At the end of the 18th century, competition from sugar beet in Europe and sugar cane from the Antilles and Cuba threatened the leading position of northeastern Brazil, which was a major sugar producer. At the same time sugar cane cultivation regained importance as an economic activity in São Paulo, migrating from the coast to the fertile purple soils of the countryside.

Although São Paulo’s economy was focused on coffee from the end of the 19th century, sugar production continued to grow until 1929 when the Wall Street crash shook world markets, strongly affecting the Brazilian economy based on coffee. Sugar cane was similarly affected.

As part of the efforts for Brazilian recovery, the government of the then president Getúlio Vargas, created the Sugar and Alcohol Institute (IAA). Production quotas and strict standards were established for all stages of the process of production and marketing of the products on domestic and foreign markets.

From mill to factory
The sugarcane production mill actually consisted of several buildings, each intended for a particular phase of cane processing. In the Grinding House, the cane was crushed by cylinders powered by a water wheel or teams of oxen, producing sugar cane juice. The juice was then transported by slaves to the Furnace House to be concentrated in large copper vats and transferred to the molds where the sugar crystallized. In the Cleaning House the waste was purified and divided into pieces known as sugarloaves.

On the domestic market, sugar was sold in the form of these sugarloaves. For the foreign market, however, the sugarloaves were broken, ground down and dried in the sun. The sugar thus obtained was packed into boxes and proceeded to the ports.

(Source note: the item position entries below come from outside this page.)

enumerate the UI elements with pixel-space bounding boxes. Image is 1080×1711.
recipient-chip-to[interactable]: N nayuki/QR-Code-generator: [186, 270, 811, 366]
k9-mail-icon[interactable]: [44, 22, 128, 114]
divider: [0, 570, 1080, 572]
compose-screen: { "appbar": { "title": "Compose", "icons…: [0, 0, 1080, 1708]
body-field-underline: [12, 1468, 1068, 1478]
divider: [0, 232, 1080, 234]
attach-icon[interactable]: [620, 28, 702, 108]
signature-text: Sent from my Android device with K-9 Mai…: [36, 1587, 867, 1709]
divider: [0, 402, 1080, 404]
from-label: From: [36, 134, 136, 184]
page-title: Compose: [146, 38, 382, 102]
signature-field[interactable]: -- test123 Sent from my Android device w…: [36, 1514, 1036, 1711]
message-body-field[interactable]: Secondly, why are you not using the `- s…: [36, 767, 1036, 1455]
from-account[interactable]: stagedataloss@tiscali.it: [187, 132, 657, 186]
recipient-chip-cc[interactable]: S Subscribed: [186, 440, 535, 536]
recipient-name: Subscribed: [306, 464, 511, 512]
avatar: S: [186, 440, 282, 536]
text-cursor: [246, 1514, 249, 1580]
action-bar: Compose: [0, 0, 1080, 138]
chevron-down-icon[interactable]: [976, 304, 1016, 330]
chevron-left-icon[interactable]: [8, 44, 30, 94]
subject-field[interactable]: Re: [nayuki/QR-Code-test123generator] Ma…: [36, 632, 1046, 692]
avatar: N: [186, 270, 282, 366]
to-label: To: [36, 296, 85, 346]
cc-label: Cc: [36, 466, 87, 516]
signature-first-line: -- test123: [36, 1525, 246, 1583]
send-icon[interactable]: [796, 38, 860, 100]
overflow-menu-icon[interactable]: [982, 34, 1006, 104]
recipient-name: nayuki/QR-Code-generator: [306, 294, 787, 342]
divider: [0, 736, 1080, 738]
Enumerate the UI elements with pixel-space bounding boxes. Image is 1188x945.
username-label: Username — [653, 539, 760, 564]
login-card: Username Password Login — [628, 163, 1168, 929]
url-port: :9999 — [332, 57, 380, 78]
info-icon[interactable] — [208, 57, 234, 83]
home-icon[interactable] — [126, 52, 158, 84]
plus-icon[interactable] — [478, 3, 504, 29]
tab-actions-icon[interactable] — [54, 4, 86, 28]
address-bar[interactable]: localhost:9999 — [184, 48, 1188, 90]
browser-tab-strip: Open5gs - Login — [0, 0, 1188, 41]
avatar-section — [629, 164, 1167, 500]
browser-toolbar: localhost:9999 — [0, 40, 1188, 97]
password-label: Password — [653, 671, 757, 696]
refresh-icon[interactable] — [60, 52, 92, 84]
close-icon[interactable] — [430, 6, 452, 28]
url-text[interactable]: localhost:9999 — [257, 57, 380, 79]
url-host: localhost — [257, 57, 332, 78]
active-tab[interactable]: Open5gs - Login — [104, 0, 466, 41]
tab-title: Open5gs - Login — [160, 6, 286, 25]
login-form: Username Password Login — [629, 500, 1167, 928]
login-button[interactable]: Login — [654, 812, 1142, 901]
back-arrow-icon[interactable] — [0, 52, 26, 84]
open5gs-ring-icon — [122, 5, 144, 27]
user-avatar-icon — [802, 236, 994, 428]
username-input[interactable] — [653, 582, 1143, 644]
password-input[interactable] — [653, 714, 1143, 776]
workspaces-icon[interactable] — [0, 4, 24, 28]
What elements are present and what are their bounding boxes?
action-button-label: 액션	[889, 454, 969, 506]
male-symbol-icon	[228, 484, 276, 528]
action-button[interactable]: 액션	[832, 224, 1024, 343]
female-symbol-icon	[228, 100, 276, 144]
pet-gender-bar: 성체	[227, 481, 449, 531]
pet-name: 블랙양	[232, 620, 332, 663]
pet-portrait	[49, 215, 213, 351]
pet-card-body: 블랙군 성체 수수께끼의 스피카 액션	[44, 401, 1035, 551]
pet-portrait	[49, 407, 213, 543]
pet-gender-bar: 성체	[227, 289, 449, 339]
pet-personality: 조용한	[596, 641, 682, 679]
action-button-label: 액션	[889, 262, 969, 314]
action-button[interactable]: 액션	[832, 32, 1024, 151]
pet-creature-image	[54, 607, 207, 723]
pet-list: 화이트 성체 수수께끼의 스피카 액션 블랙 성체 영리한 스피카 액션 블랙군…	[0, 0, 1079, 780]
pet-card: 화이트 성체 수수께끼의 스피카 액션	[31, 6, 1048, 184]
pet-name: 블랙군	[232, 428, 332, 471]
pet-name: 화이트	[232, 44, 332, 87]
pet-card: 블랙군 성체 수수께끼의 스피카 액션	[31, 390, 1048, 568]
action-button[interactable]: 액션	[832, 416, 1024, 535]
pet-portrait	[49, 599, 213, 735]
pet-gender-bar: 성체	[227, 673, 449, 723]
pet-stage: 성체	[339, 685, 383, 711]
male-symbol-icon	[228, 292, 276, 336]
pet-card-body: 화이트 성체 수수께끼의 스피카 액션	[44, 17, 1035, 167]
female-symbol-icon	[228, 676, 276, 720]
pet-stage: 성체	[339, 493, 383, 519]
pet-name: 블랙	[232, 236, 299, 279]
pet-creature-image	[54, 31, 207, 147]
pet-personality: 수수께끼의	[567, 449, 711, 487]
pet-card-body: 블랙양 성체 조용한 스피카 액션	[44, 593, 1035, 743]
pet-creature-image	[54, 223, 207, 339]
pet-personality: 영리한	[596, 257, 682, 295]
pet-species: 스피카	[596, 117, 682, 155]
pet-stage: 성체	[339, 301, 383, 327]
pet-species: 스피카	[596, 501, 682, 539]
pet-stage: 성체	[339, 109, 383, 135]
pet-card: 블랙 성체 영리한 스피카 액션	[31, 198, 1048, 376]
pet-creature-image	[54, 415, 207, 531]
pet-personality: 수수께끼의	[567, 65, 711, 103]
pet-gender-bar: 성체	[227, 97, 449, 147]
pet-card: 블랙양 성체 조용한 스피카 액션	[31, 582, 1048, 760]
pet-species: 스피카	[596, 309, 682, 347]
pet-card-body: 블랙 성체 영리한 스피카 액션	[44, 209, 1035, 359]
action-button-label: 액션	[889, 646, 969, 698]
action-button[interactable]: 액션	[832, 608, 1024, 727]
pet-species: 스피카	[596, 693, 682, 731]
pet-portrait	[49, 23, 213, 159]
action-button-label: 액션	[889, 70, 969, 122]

Modernization of the sector
The economic crisis of 1929 led to creation of the Sugar and Alcohol Institute (IAA), whose function was to control production to maintain prices at an adequate level, protecting the Brazilian product on the world market. To achieve its ends, the IAA established a strict system of quotas, which were divided between the different production units. In other words, each mill could only produce a certain amount of sugar. With strict control of prices and production, the only way to maintain lucrative business was to reduce costs and increase productivity.

It was therefore practically inevitable that production should become concentrated in large factories with the capacity to mill thousands of tonnes of cane per day. Since then, the sugar agro-industry has undergone a continuous process of modernization, with companies grouping together in search of greater output from cultivation and reductions in costs.